Article 7 Administration
Structure virtuelle, le SITG n'en nécessite pas moins un minimum d'infrastructure administrative pour assurer sa mise en oeuvre. Actuellement, cette fonction est effectuée par le Service des systèmes d'information et de géomatique rattaché au Département de l'intérieur, de l'agriculture, de l'environnement et de l'énergie. Le projet de loi prévoit que le Conseil d'Etat désigne un service de l'Etat pour assurer l'administration du SITG. Logiquement, dans l'exercice de cette tâche ce service est subordonné au Comité directeur dont il exécute les instructions.
Article 8 Supervision
En corollaire de la très grande souplesse et autonomie que la loi confère au SITG, il est prévu d'instituer un organe permanent de supervision chargé de veiller au respect du but de la loi et des obligations du comité directeur et d'alerter, au besoin, les partenaires.
Article 9 Procédure
Cet article institue un droit spécifique à obtenir une décision au sens de la loi sur la procédure administrative, c'est-à-dire notamment qui respecte le droit d'être entendu et comporte sa motivation et l'indication de la voie de recours au Tribunal administratif. Une telle décision ne peut être prise que par le Comité directeur. Auparavant, on se trouve en présence de déterminations pouvant être prises par n'importe quelle instance mise en place par la charte du SITG, qui ne confèrent des droits ou des obligations que par l'acceptation de ceux-ci par le destinataire. Ce système permet de combiner la souplesse informelle nécessaire avec la garantie du droit de recourir au Tribunal administratif pour toute entité qui s'estime touchée dans ses intérêts juridiquement protégés, en provoquant une décision formelle.

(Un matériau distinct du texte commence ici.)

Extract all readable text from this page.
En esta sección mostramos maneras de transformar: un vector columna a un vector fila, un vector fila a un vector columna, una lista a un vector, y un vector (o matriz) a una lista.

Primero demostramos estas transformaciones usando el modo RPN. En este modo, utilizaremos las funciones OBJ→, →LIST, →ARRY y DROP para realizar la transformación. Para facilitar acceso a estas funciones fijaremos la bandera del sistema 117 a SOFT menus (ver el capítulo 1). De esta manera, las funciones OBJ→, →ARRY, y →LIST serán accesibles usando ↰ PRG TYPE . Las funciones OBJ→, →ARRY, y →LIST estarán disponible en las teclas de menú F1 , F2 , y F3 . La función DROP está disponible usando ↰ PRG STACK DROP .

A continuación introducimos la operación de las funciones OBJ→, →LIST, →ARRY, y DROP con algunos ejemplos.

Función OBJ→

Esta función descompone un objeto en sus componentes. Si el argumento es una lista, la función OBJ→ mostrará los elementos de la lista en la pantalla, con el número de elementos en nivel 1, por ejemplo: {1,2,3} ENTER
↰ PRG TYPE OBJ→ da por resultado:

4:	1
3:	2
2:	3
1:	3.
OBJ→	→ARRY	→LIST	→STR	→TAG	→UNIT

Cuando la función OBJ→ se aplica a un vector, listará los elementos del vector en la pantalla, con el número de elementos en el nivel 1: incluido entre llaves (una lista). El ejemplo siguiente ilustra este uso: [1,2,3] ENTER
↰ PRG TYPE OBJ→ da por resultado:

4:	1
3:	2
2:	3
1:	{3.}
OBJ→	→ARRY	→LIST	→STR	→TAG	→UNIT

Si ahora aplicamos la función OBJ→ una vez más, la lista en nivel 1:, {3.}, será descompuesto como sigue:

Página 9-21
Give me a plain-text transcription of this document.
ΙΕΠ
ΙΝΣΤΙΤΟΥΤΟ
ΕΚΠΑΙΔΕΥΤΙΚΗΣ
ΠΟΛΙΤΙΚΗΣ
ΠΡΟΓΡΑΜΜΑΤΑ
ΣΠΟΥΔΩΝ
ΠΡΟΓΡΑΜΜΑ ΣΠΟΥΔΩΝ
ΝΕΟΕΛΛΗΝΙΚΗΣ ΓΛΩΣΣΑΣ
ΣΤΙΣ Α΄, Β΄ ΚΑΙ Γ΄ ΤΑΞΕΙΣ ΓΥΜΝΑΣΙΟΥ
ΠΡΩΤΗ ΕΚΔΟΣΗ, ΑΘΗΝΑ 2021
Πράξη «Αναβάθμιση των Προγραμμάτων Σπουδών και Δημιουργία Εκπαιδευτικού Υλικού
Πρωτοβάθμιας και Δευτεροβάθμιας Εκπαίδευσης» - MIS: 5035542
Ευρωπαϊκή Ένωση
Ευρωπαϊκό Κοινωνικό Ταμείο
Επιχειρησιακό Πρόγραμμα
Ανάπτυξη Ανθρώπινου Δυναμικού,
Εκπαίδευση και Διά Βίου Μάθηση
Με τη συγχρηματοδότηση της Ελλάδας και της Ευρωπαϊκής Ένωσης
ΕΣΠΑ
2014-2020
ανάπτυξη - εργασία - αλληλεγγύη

Article 10 Dispositions finales
Cet article prévoit qu'un organe externe (tel que la Commission externe d'évaluation des politiques publiques, par exemple) soit chargé d'un mandat d'évaluation trois années après l'entrée en vigueur de la loi. Il est à prévoir que celle-ci sera alors adaptée, par exemple pour compléter les dispositions financières si dans l'intervalle une comptabilité analytique a pu être généralisée parmi les partenaires.
5. Conclusion
Les modalités prévues par le présent projet de loi permettront de poursuivre le développement du SITG, de garantir le respect des droits individuels et d'assurer l'indispensable contrôle démocratique sur cette nouvelle structure de service public. Ce projet de loi permet aussi l'expérimentation de nouvelles pratiques et de nouveaux instruments susceptibles d'applications ultérieures à d'autres systèmes d'information qui ne manqueront pas de se mettre en place en vue de répondre aux besoins de la société.
Au bénéfice de ces explications, nous vous invitons, Mesdames et Messieurs les députés, à faire bon accueil à ce projet de loi.
Personne ne demande la parole en préconsultation.
Ce projet est renvoyé à la commission des finances.